President Dawn Russell opened by detailing last year’s deficit of $379,000. She said there was an increase in expenses due to allocating $350,000 in scholarships. This is the first time since 2013 that the operating budget has been able to sustain scholarships while remaining in the predicted deficit. Regarding ancillary services, the university had a surplus of $105,765, which is an improvement from last year’s deficit of $81,828.
Russell said the university is predicting a budget deficit of $353,700 and an ancillary services surplus of $187,800 for the 2018-19 academic year. Ancillary services include costs of residences.
Russell said the university is uncertain about the operating grant from the provincial government, as a Memorandum of Understanding (MOU) has yet to be signed between STU and the provincial government.
St. Thomas’ operating grant has been the same since 2015. The grant is 89 per cent of the provincial average and $1.4 million lower per full-time enrolment than the provincial average.
STU has tried to increase their operating grant by discussing this issue with both the Gallant and Higgs governments.
“Our objective is to correct that inequity. We have made progress on file, but not enough to bring out an acceptable, beneficial agreement. We will continue to work with our Board of Governors and government officials to find a solution,” said Russell.
Fraser said STU won’t hear back about the status of the MOU until spring. This is a problem because the only other source of revenue is student tuition, said Russell.
Domestic student tuition is $6,776 compared to the average of $6,944. Fraser said because of the inequity in the operating grant, STU students pay 43 per cent of the cost of their education, whereas other students in the province at other post-secondary institutions pay an average of 34 per cent. International student tuition at STU is $15,230.
In 2013, STU and the province agreed to a five-year domestic tuition fee timeline. This meant domestic tuition couldn’t increase more than three per cent plus $170 per year. This agreement is no longer in place, as its final year was the 2017-18 academic year.
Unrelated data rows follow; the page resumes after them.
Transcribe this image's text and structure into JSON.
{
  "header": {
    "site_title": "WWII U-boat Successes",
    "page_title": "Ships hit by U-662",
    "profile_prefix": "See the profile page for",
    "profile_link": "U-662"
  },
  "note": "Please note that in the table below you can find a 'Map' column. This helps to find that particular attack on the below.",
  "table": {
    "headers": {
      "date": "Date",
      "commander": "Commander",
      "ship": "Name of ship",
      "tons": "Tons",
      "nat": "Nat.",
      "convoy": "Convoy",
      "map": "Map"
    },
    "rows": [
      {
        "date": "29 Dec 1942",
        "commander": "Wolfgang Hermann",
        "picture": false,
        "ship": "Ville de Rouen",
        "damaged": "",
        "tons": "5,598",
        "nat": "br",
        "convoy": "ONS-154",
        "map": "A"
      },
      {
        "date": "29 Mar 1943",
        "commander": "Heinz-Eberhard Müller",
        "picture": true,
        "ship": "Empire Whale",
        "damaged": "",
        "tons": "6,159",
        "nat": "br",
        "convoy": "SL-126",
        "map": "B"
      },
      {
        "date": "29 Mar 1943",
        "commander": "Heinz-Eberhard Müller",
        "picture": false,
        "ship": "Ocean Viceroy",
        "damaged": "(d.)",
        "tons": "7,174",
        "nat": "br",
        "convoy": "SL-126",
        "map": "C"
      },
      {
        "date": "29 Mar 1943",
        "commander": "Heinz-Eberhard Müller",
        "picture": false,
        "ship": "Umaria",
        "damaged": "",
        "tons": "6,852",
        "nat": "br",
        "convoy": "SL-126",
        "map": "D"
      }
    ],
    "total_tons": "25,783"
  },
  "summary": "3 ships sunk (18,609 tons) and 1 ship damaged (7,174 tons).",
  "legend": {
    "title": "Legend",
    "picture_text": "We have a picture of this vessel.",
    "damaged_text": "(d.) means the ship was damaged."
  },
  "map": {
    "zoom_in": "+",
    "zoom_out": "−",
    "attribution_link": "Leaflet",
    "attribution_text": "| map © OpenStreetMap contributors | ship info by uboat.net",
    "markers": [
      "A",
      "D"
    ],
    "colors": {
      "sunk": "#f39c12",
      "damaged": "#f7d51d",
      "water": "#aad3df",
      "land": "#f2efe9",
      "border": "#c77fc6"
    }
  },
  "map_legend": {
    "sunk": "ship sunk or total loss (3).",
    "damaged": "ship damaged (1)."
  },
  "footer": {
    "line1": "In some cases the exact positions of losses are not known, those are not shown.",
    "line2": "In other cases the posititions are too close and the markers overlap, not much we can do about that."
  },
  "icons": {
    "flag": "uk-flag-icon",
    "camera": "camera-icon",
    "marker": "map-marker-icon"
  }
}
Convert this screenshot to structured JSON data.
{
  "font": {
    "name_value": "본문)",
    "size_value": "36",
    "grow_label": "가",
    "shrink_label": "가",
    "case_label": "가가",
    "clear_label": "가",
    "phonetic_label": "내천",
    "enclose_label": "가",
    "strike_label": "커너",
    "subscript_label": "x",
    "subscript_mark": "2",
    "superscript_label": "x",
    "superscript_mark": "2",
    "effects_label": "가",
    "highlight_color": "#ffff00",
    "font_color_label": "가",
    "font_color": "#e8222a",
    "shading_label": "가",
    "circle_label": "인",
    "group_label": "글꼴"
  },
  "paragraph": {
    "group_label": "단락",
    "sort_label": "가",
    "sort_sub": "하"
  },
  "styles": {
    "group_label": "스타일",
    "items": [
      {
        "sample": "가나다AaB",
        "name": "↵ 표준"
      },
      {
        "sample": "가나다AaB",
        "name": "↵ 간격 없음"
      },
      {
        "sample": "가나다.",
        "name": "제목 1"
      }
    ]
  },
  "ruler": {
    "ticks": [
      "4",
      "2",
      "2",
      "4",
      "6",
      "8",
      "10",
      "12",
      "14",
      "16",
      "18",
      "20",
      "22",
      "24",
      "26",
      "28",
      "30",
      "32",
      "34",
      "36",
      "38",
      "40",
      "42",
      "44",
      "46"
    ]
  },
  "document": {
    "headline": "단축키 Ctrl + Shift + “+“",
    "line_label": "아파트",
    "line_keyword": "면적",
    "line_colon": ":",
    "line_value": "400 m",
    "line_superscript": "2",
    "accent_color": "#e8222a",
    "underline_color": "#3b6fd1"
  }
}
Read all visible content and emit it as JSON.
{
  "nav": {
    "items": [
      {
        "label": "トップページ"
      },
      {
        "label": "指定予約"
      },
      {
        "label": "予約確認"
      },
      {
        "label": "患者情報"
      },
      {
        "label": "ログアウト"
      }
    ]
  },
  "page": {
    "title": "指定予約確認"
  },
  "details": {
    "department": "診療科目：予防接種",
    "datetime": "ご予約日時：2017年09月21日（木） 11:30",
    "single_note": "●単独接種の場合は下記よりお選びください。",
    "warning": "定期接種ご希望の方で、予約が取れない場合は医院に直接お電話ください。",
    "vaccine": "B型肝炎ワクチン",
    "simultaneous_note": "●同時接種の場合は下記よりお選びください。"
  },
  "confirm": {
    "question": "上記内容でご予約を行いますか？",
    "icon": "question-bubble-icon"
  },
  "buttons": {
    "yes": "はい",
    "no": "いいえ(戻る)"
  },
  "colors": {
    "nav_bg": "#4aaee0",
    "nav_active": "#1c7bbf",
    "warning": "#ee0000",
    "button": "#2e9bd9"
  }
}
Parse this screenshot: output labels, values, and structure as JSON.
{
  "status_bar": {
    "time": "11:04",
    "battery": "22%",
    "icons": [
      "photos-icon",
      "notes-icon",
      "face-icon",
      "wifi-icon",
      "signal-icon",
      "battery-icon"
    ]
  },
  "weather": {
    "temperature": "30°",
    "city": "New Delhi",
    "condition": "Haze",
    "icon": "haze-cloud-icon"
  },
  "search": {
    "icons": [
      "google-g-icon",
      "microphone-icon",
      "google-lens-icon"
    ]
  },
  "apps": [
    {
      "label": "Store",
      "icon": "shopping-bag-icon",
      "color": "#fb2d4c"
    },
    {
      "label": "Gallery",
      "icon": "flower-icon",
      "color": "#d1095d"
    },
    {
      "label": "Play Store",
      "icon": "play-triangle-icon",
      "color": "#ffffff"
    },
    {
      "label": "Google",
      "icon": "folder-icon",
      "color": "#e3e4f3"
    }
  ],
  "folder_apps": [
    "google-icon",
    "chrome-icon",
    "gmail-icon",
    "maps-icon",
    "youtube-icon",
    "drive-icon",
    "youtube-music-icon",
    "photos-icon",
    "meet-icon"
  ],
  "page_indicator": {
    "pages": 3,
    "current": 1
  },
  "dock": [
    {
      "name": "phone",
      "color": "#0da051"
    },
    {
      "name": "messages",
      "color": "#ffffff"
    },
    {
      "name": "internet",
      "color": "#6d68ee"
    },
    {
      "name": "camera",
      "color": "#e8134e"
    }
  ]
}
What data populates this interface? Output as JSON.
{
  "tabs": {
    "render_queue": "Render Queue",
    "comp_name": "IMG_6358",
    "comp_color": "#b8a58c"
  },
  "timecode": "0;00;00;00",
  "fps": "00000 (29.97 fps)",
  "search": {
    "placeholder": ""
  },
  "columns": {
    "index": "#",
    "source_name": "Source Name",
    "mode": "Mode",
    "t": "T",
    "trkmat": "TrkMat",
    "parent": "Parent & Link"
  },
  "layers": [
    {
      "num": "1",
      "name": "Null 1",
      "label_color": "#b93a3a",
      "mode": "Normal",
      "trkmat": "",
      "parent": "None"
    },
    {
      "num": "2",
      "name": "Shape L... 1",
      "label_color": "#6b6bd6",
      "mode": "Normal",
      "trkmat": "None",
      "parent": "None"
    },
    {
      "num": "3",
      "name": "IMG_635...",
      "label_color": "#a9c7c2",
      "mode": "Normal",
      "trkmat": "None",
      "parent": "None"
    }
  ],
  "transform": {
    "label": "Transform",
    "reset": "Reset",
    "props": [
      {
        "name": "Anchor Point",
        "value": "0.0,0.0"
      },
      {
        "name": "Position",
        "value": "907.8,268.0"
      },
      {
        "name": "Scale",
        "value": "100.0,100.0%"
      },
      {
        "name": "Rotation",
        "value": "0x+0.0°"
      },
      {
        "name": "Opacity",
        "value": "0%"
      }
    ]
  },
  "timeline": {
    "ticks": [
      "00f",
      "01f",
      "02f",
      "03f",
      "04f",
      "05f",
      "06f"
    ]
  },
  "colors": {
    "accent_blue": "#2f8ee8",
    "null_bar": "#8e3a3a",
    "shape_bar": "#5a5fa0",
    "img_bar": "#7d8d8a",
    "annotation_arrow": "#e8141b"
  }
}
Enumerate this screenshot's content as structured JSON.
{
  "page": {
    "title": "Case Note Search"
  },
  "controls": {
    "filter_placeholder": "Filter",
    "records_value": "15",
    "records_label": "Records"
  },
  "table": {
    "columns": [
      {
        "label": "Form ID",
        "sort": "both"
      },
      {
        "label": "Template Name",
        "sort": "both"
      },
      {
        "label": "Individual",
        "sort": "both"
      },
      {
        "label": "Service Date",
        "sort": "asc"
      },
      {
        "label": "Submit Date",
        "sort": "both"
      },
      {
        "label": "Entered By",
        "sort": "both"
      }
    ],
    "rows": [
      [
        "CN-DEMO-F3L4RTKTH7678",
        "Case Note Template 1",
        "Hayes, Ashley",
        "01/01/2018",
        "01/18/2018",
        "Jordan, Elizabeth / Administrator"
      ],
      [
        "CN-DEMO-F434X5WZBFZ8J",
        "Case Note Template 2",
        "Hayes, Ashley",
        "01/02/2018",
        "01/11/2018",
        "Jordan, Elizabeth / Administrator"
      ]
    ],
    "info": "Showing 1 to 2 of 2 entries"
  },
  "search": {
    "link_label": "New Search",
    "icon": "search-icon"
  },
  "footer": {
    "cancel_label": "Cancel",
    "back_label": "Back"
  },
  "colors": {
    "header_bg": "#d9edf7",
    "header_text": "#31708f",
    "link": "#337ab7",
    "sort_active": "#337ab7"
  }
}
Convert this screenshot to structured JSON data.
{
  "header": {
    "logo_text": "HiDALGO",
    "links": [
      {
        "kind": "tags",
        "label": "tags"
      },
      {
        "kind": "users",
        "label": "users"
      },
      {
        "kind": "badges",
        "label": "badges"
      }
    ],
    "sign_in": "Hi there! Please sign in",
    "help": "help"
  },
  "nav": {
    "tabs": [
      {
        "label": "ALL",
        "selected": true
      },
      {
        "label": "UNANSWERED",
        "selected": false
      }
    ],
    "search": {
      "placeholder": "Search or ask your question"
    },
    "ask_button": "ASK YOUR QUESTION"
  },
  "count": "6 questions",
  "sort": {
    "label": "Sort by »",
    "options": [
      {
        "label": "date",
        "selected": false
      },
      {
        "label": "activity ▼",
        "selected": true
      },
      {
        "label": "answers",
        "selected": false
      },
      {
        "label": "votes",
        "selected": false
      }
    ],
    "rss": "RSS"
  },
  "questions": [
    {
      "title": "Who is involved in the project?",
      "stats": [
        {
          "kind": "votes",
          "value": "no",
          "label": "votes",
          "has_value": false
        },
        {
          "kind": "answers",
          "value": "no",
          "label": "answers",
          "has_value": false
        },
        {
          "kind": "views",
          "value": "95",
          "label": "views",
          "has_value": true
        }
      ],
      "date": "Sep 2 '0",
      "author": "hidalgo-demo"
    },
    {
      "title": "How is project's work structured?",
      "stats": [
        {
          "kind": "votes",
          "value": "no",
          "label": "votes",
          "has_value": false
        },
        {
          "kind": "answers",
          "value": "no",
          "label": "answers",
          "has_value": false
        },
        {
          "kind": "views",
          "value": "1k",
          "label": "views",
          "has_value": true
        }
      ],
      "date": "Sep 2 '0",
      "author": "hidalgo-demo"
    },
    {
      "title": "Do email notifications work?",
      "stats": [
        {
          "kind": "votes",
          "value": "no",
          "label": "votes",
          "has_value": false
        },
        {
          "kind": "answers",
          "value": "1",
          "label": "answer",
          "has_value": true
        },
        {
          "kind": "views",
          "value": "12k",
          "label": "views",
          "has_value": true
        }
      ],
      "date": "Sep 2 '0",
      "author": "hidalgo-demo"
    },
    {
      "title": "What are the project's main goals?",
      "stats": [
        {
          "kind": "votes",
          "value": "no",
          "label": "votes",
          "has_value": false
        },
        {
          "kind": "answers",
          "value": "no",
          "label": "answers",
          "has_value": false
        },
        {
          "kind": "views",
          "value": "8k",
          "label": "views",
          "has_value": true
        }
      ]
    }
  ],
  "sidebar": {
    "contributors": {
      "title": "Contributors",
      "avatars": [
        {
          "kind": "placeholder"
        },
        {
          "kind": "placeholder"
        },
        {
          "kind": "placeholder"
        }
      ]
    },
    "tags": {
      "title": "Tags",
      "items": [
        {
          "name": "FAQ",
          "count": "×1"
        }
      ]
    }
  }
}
Ben McLaughlin, a second-year psychology and gerontology major, attended the meeting. He raised concerns about potential tuition increases and asked if the university had a plan to cap it.
“The uncertainty of it is worrying as a student, knowing that tuition can go up by $2,000 and currently there’s nothing really stopping you from doing that … do you understand how that can be very worrying?” said McLaughlin.
“Absolutely,” said Fraser. She said it was a good topic to bring to the President’s Advisory Committee.
Brianna Workman, president of the St. Thomas University Students’ Union and member of the President’s Advisory Committee, asked if STU has ever considered having an internal policy for international tuition regulation, since the provincial government doesn’t pay a percentage of their tuition.
“The tuition for international students ideally should cover the full cost, because the government doesn’t pay operating grants for international students,” Russell said.
Husoni Raymond, the vice-president administration, incoming STUSU president and member of the committee, asked if there’s a possibility that tuition could decrease.
“I don’t think I’ve ever seen tuition go down. Because the reality is that the cost of services increase every year. It’s always a bit of a struggle to balance the budget, even in the best of circumstances,” said Fraser.
Workman asked if STU could create their own tuition schedule without signing an MOU.
Fraser said STU’s Board of Governors has the authority to set tuition fees without an MOU and believes they don’t have time to wait for signage.
McLaughlin asked for clarity on whether there’s a way to know if tuition will increase.
“I think there’s a financial need for tuition to increase. But then again, we’ll take advice from the Advisory Committee on their budget … I mean, that’s the whole point of having that committee,” said Fraser.